А ближе к вечеру ударил настоящий ливень. Не придется нам нынче работать, думал я: АВМ не имел навеса, и под дождем на нем не работали, поскольку мокрая мука быстро загнивала в мешках. Но к приезду грузовика дождь прекратился. Когда мы приехали к агрегату, уже светило солнце и дядя Федя, матерясь, разжигал давно остывшую форсунку. У первой смены был такой довольный вид, будто они весь день спали на куче мешков под бункером: скорее всего, это соответствовало действительности. На площадке высилась гора непереработанной травы. Сильно мокрая, она уже начала «гореть»: зеленая масса дымилась и обжигала ноги через сапоги. Мы принялись за работу напряженно и споро. Аркашка не отлынивал, но так ругался каждую минуту, что без него дело пошло бы, наверное, быстрее.
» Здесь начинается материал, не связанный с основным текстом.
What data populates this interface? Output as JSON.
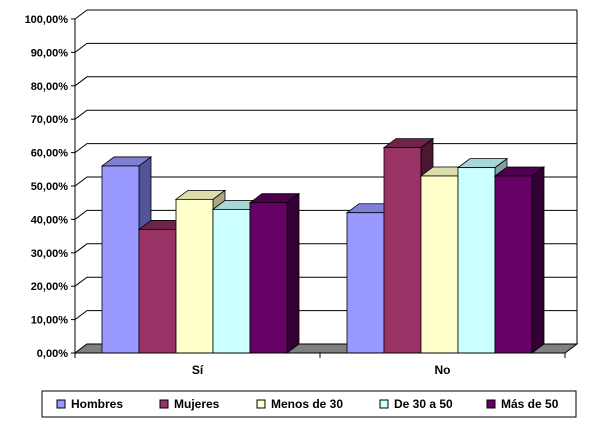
{
  "chart_data": {
    "type": "bar",
    "categories": [
      "Sí",
      "No"
    ],
    "series": [
      {
        "name": "Hombres",
        "values": [
          56.0,
          42.0
        ]
      },
      {
        "name": "Mujeres",
        "values": [
          37.0,
          61.5
        ]
      },
      {
        "name": "Menos de 30",
        "values": [
          46.0,
          53.0
        ]
      },
      {
        "name": "De 30 a 50",
        "values": [
          43.0,
          55.5
        ]
      },
      {
        "name": "Más de 50",
        "values": [
          45.0,
          53.0
        ]
      }
    ],
    "ylim": [
      0,
      100
    ],
    "yticks": [
      "0,00%",
      "10,00%",
      "20,00%",
      "30,00%",
      "40,00%",
      "50,00%",
      "60,00%",
      "70,00%",
      "80,00%",
      "90,00%",
      "100,00%"
    ],
    "grid": true,
    "legend_position": "bottom",
    "title": "",
    "xlabel": "",
    "ylabel": "",
    "colors": {
      "Hombres": {
        "front": "#9999ff",
        "top": "#7f7fd6",
        "side": "#545499"
      },
      "Mujeres": {
        "front": "#993366",
        "top": "#6e2449",
        "side": "#4a1830"
      },
      "Menos de 30": {
        "front": "#ffffcc",
        "top": "#dcdcad",
        "side": "#a8a884"
      },
      "De 30 a 50": {
        "front": "#ccffff",
        "top": "#a9d6d6",
        "side": "#7fa3a3"
      },
      "Más de 50": {
        "front": "#660066",
        "top": "#4c004c",
        "side": "#330033"
      }
    },
    "floor_color": "#808080",
    "axis_color": "#000000"
  }
}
— Слышьте, мужики, — сдвинув набок кепку, виновато сказал дядя Федя, когда мы трое — Славка, Володя и я — отдыхали на подножке автобуса. — Придется вам сегодня чуть подольше поработать, а то трава за ночь перегорит вся к такой-то матери. Вы как насчет этого, а?
Мы со Славкой промолчали, а Володя ответил за всех:
— Надо, так надо.
Прекрасное и беспощадное слово «надо». Надо, так надо, и все ясно. И мы пахали, вкалывали, ломили… Какие еще слова годились, чтоб охарактеризовать нашу работу? Как надо, раз было надо… Сырая трава сделалась чертовски тяжелой, и Степан, уже собравшийся уезжать, посоветовал нам включить измельчитель. Как-никак, он стоял на полпути к бункеру. Масса и так была достаточно мелкой — жуткий аппарат ревел практически на холостом ходу, прогоняя через себя травяную кашу. Страшно, как загнанный зверь, иногда захлебываясь сырым вязким месивом — но все-таки без устали кидал в бункер зеленую кашу.
После двухсотого мешка мы сбились со счета. И дали еще, наверное, штук пятьдесят. Шофер приехал, как обычно, в одиннадцать часов, но на площадке оставалась трава, и мы продолжали работать. Аркашка подошел к Володе и хотел сказать, что пора ехать в лагерь — Володя тихо послал его, и он умолк. Мы устали, как сволочи, но не ощущали ничего, словно открыли второе дыхание. Нами овладел злой азарт горячей работы, настоящей битвы. Битвы за траву. За травяную муку. За корм — а значит, за мясо и молоко. За жизнь… И мы вламывали так, будто делали главное, единственное и последнее дело своей жизни.
Шофер терпеливо ждал. Около часу ночи остатки травы ушли из бункера и дядя Федя торжественно завернул кран, прекращая подачу солярки. Агрегат грохотал еще минут пятнадцать. Потом остановились визгливые цепи, замер огромный барабан; падая на басовую ноту, умолк вой дробилки. И на нас обрушилась тишина. Необъятная, хрустальная тишина, пробиваемая лишь тонким стрекотом сверчков. Погас прожектор. И только тут мы почувствовали, как адски, нечеловечески устали. Мы дотащились до грузовика, растолкали мертво спавшего шофера и с трудом перевалились через борт…
Машина ехала сквозь черноту ночи по неровному проселку, гоня перед собой желтое световое пятно. Мы уже не стояли и даже не сидели на корточках — а лежали, прислонясь к ребрам. На ухабах кузов подкидывало и мы бились обо все, что торчало. Но боли не чувствовалось. Не чувствовалось вообще ничего, только свинцовая тяжесть усталости.
Дорога, переезд, деревня, кладбище, паром… В лагере у костра шли танцы. Кто-то радостно закричал, увидев грузовик, кто-то даже выбежал навстречу. Мы ничего не видели кругом себя. С закрытыми глазами вывалились из кузова, приняли на кухне по паре кружек остывшего молока — больше ничего уже не хотелось — и повалились по палаткам. Костер, песни, танцы, ночные разговоры — все это было сегодня не для нас.